The macroscopic properties of materials and structures that we observe and exploit in engineering applications result from complex interactions between physics at multiple length and time scales: electronic, atomistic, defects, domains, etc. Multiscale modeling seeks to understand the interactions between these physics across scales. However, assessing such interactions can be challenging due to the complex nature of material properties and the prohibitive computational cost of integral calculations. This talk will focus on how to quantify the propagation of material uncertainties across multiple scales. To this end, we exploit the multiscale and hierarchical nature of material response and develop a framework to quantify the overall uncertainty of material response induced by the uncertainties at finer scales without the need for integral calculations. Specifically, we rigorously bound the uncertainty at each scale and then combine the partial uncertainties in a way that provides a rigorous bound on the overall or integral uncertainty. The bound provides a conservative estimate on the uncertainty. Importantly, this approach does not require integral calculations that are prohibitively expensive and is able to quantify the propagation of uncertainties through different paths across scales. Finally, the developed framework has been employed to investigate how material uncertainties in the single-crystal properties of magnesium affect the ballistic performance of armor structures.

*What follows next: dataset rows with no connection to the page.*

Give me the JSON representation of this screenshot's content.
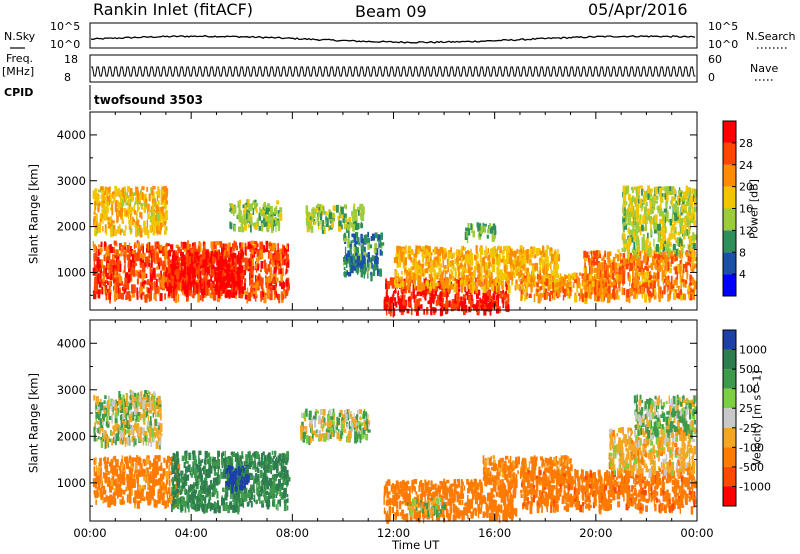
{
  "header": {
    "station": "Rankin Inlet (fitACF)",
    "beam": "Beam 09",
    "date": "05/Apr/2016"
  },
  "nsky_panel": {
    "left_label": "N.Sky",
    "right_label": "N.Search",
    "left_ticks": [
      "10^5",
      "10^0"
    ],
    "right_ticks": [
      "10^5",
      "10^0"
    ]
  },
  "freq_panel": {
    "left_label_1": "Freq.",
    "left_label_2": "[MHz]",
    "right_label": "Nave",
    "left_ticks": [
      "18",
      "8"
    ],
    "right_ticks": [
      "60",
      "0"
    ]
  },
  "cpid_panel": {
    "label": "CPID",
    "program": "twofsound 3503"
  },
  "chart_data": [
    {
      "type": "heatmap",
      "ylabel": "Slant Range [km]",
      "y_ticks": [
        "4000",
        "3000",
        "2000",
        "1000"
      ],
      "y_tick_values": [
        4000,
        3000,
        2000,
        1000
      ],
      "ylim": [
        180,
        4500
      ],
      "xlim": [
        0,
        24
      ],
      "colorbar_title": "Power [dB]",
      "colorbar_ticks": [
        "28",
        "24",
        "20",
        "16",
        "12",
        "8",
        "4"
      ],
      "colorbar_colors": [
        "#0000ff",
        "#1c4fa8",
        "#2f8f5a",
        "#9ccc3c",
        "#f2c500",
        "#ff8c00",
        "#ff4500",
        "#ff0000"
      ],
      "colorbar_range": [
        0,
        32
      ],
      "regions": [
        {
          "x": [
            0.1,
            7.8
          ],
          "y": [
            500,
            1700
          ],
          "v": 26
        },
        {
          "x": [
            3.0,
            6.0
          ],
          "y": [
            600,
            1500
          ],
          "v": 30
        },
        {
          "x": [
            0.1,
            3.0
          ],
          "y": [
            1900,
            2900
          ],
          "v": 19
        },
        {
          "x": [
            5.5,
            7.5
          ],
          "y": [
            2000,
            2600
          ],
          "v": 14
        },
        {
          "x": [
            8.5,
            10.8
          ],
          "y": [
            2000,
            2500
          ],
          "v": 14
        },
        {
          "x": [
            10.0,
            11.5
          ],
          "y": [
            1000,
            1900
          ],
          "v": 9
        },
        {
          "x": [
            11.6,
            16.5
          ],
          "y": [
            200,
            900
          ],
          "v": 29
        },
        {
          "x": [
            12.0,
            18.5
          ],
          "y": [
            700,
            1600
          ],
          "v": 20
        },
        {
          "x": [
            17.0,
            20.5
          ],
          "y": [
            500,
            1000
          ],
          "v": 22
        },
        {
          "x": [
            19.5,
            23.9
          ],
          "y": [
            500,
            1500
          ],
          "v": 23
        },
        {
          "x": [
            21.0,
            23.9
          ],
          "y": [
            1500,
            2900
          ],
          "v": 15
        },
        {
          "x": [
            14.8,
            16.0
          ],
          "y": [
            1800,
            2100
          ],
          "v": 12
        }
      ]
    },
    {
      "type": "heatmap",
      "ylabel": "Slant Range [km]",
      "y_ticks": [
        "4000",
        "3000",
        "2000",
        "1000"
      ],
      "y_tick_values": [
        4000,
        3000,
        2000,
        1000
      ],
      "ylim": [
        180,
        4500
      ],
      "xlim": [
        0,
        24
      ],
      "xlabel": "Time UT",
      "x_ticks": [
        "00:00",
        "04:00",
        "08:00",
        "12:00",
        "16:00",
        "20:00",
        "00:00"
      ],
      "x_tick_values": [
        0,
        4,
        8,
        12,
        16,
        20,
        24
      ],
      "colorbar_title": "Velocity [m s^-1]",
      "colorbar_ticks": [
        "1000",
        "500",
        "100",
        "25",
        "-25",
        "-100",
        "-500",
        "-1000"
      ],
      "colorbar_colors": [
        "#1c3fa8",
        "#2e7d4f",
        "#3c9a4a",
        "#7ccf40",
        "#c8c8c8",
        "#f5a623",
        "#ff7a00",
        "#ff4a00",
        "#ff0000"
      ],
      "colorbar_range": [
        -1200,
        1200
      ],
      "regions": [
        {
          "x": [
            0.1,
            2.8
          ],
          "y": [
            1900,
            2900
          ],
          "v": 0
        },
        {
          "x": [
            0.1,
            3.5
          ],
          "y": [
            600,
            1600
          ],
          "v": -450
        },
        {
          "x": [
            3.2,
            7.8
          ],
          "y": [
            500,
            1700
          ],
          "v": 350
        },
        {
          "x": [
            5.3,
            6.2
          ],
          "y": [
            900,
            1400
          ],
          "v": 900
        },
        {
          "x": [
            8.3,
            11.0
          ],
          "y": [
            2000,
            2600
          ],
          "v": 0
        },
        {
          "x": [
            11.6,
            16.8
          ],
          "y": [
            300,
            1100
          ],
          "v": -500
        },
        {
          "x": [
            12.5,
            14.0
          ],
          "y": [
            400,
            700
          ],
          "v": 0
        },
        {
          "x": [
            15.5,
            19.0
          ],
          "y": [
            1100,
            1600
          ],
          "v": -400
        },
        {
          "x": [
            17.0,
            23.9
          ],
          "y": [
            500,
            1300
          ],
          "v": -600
        },
        {
          "x": [
            20.5,
            23.9
          ],
          "y": [
            1300,
            2200
          ],
          "v": -150
        },
        {
          "x": [
            21.5,
            23.9
          ],
          "y": [
            2100,
            2900
          ],
          "v": 60
        },
        {
          "x": [
            1.0,
            2.5
          ],
          "y": [
            2700,
            3000
          ],
          "v": 0
        }
      ]
    }
  ]
}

Dr. Xingsheng Sun is a tenure-track Assistant Professor in the Department of Mechanical and Aerospace Engineering at the University of Kentucky (UK). Prior to joining UK, he was a Postdoctoral Scholar in Aerospace at California Institute of Technology from 2018 to 2021. His main research interest lies in long-term atomistic modeling and simulations, multiscale quantification of material uncertainties, mechanics of materials in extreme conditions, and application-driven materials by design. Dr. Sun holds a Ph.D. degree in Aerospace Engineering from Virginia Tech, a M.S. degree in Mechanical Engineering from Hunan University (China), and a B.S. degree in Mechanical Engineering from Dalian University of Technology (China).